Die Kieler Universität hatte, wohl nur um ihn und sich zu ehren, ihn in ihren Lehrkörper aufgenommen und zum Professor ernannt. Demzufolge war seit Jahr und Tag an dem Schwarzen Brett in der Vorhalle der Universität regelmäßig auch eine Vorlesung von Klaus Groth angekündigt. Das Thema lautete Jahr für Jahr: »Lessing und seine Zeit«. Und dazu stand: »Persönliche Anmeldung von 2–3 nachmittags.«
Um es gleich zu sagen: diese Vorlesung hat Klaus Groth nie gehalten.
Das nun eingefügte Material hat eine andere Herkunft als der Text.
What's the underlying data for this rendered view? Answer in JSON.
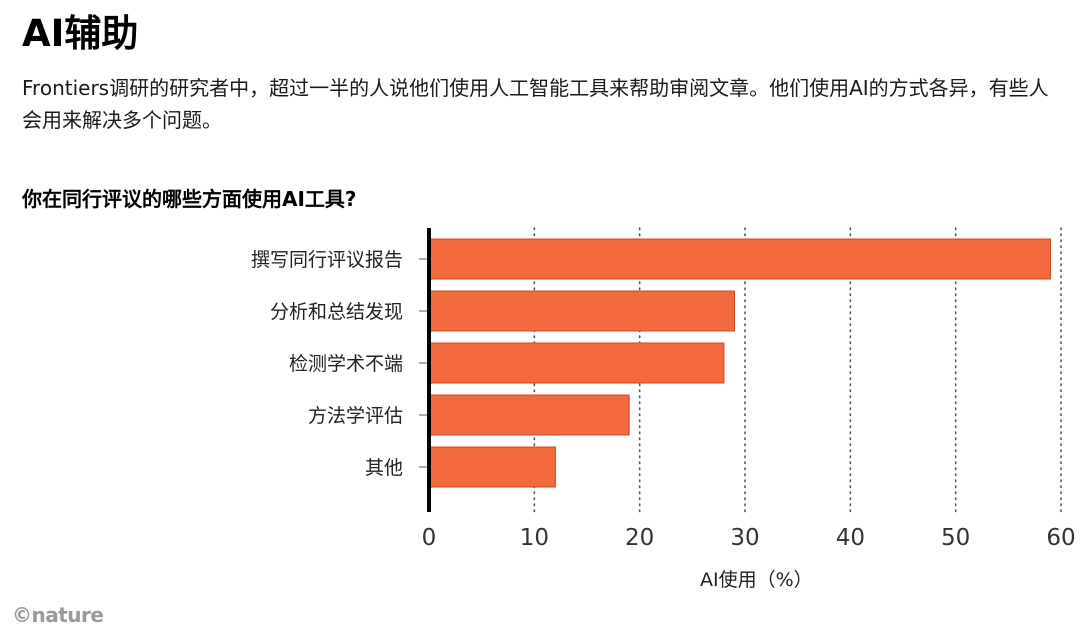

Geschah es, und es geschah oft, und es geschah auch mir, daß nachmittags zwischen zwei und drei ein Student sich zu ihm verirrte, so empfing ihn der Professor mit Wohlwollen unten in seiner »Kajüte« – so nannte er sein Arbeitszimmer, das nach alter holsteinischer Sitte troglodytenmäßig im Keller des Hauses lag – und erklärte, daß er diesmal leider die Vorlesung ausfallen lassen müsse, da sich außer dem Besucher niemand gemeldet habe. Es waren noch schöne alte Zeiten.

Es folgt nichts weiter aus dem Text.